Totally incorrect as the Vt125 is a VT100 + the VT125 graphics plane.
So a VT125 is a vt100 but a VT100 is not a VT125 holds.
>The VT220 Programmer Reference Manual also does not mention sixel
>graphics, but you can download a font glyph definition and presumably
>with the right custom font you could display some sort of image, but
>its not "sixel graphics".
>
>The VT320, like the VT200 series, also had user-definable character
>sets. You can "fake" some graphics this way like you can with the
>VT220. See <http://vt100.net/dec/vt320/soft_characters>.
>
>I know all these DEC terminal models can become confusing, but trust
>me, I have been paying attention to which models support graphics.
><http://vt100.net/vt_history> gives these models as supporting
>graphics:
IT was VT105 I'd meant not the base VT100.
> VT55: primitive graphics capability
> VT105: VT100 + VT55 graphics capability
> <http://home.arcor.de/magnos/ccg/vt105/VT105.html>
> VT125: Graphics produced as a separate display from the text.
> (I am not sure what this means; a separate monitor
> required?)
It means the display was a two plane one for characters and one for
grpahics and they are displayed on the same tube. External monitor
is required for color though. My Vt125 and VT185 have this.
> VT240: B&W ReGIS graphics
> VT241: Color ReGIS graphics
> VT330: B&W ReGIS graphics
> VT340: Color ReGIS graphics
Read further the manual. Works fine on mine.
I prefer the DEC tubes as Real Terminals(tm) rather than PCs
running a poor emulation.
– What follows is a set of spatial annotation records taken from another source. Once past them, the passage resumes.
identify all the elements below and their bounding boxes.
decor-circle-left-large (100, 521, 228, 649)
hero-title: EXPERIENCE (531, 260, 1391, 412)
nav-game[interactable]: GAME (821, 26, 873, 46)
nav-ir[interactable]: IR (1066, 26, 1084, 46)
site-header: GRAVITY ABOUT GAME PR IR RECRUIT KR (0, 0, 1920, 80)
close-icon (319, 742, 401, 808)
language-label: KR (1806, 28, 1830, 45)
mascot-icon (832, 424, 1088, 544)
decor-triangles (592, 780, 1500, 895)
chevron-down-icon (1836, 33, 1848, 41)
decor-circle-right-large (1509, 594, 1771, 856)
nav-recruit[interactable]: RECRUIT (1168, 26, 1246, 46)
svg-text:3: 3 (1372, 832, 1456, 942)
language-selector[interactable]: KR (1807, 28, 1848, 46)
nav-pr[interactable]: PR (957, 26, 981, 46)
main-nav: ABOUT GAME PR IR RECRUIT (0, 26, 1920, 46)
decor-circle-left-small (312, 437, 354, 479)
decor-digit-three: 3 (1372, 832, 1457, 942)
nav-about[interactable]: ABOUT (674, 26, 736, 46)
I have used all of them in place AKA in
the terminal and printers engineering (in a former engineering life)
group makes it harder to remember all of them. It's also a problem
as I have a few one off firmware versions that were not produced.
Allison
Hello,
Some old PC terminal emulators emulate "ansi" color. They use a total
of 16 colors, which are really 8 colors with light/dark (bold/normal)
versions. The color modes are triggered by escape sequences. The
actual colors used in various emulators vary quite a bit.
I am interested in knowing which terminal actually originated these
colors (vt241? vt3xx series?).
Ideally, I'd love to see a color spec, or schematics of how the terminal
actually generated the colors, to try to get the most accurate
representation possible of the colors.